Her experience as the guest editor inspired her first novel, The Bell Jar. She was a great admirer of Theodore Roethke’s work and this is reflected in her poem, Daddy, that is quite similar to Theodore’s My Papa’s Waltz. Her work draws from personal experiences and nature. The biggest influences in her poems include moon, hospitals and foetuses. Her experience with her father inspired her poem, Daddy.

When her husband Ted left, Sylvia wrote many poems on love, despair, heartbreak, and revenge all influenced by her husband’s departure. Sylvia suffered from depression and she had attempted suicide on several occasions. She successfully committed suicide in 1963. Her posthumously published work, Ariel, has gained great popularity and respect and through such poems, her influence still runs deep in literature circles in contemporary times.

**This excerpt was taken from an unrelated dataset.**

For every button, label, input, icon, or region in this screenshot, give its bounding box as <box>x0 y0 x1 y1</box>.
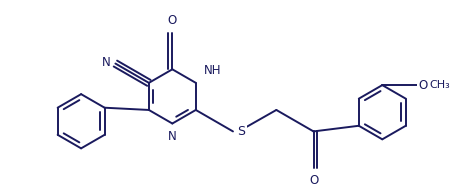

Plath and Roethke share many similarities both in their works and in lives. Their poems were highly influenced by their childhood and nature. This is well illustrated in Theodore’s My Papa’s Waltz and Sylvia’s Daddy.

The two poems tell of the poets’ fear and ambivalence towards their fathers. Theodore was inspired by nature out of the greenhouse experience he had as a child. Hospitals and foetuses inspired Sylvia due to her miscarriage she experienced. Both poets suffered from depression that influenced the themes of poems in Praise to the End by Theodore and Ariel by Sylvia.

Incidentally, the two poets died in 1963 and their posthumous work is highly recognised. On the contrast, though the two poets were influenced by nature and personal experiences, Sylvia’s world was haunted by death and misfortunes while Theodore appreciated the beauty in his world. Sylvia died of suicide while Theodore died of heart attack. In conclusion, the two poets had great similarities both in their work and in life.


Malkoff, K. (1971). Theodore Roethke: An Introduction to the poetry. Columbia: Columbia University press.

Kirk, C. (2004). Sylvia Plath: A Biography. New York: Greenwood Publishing Group.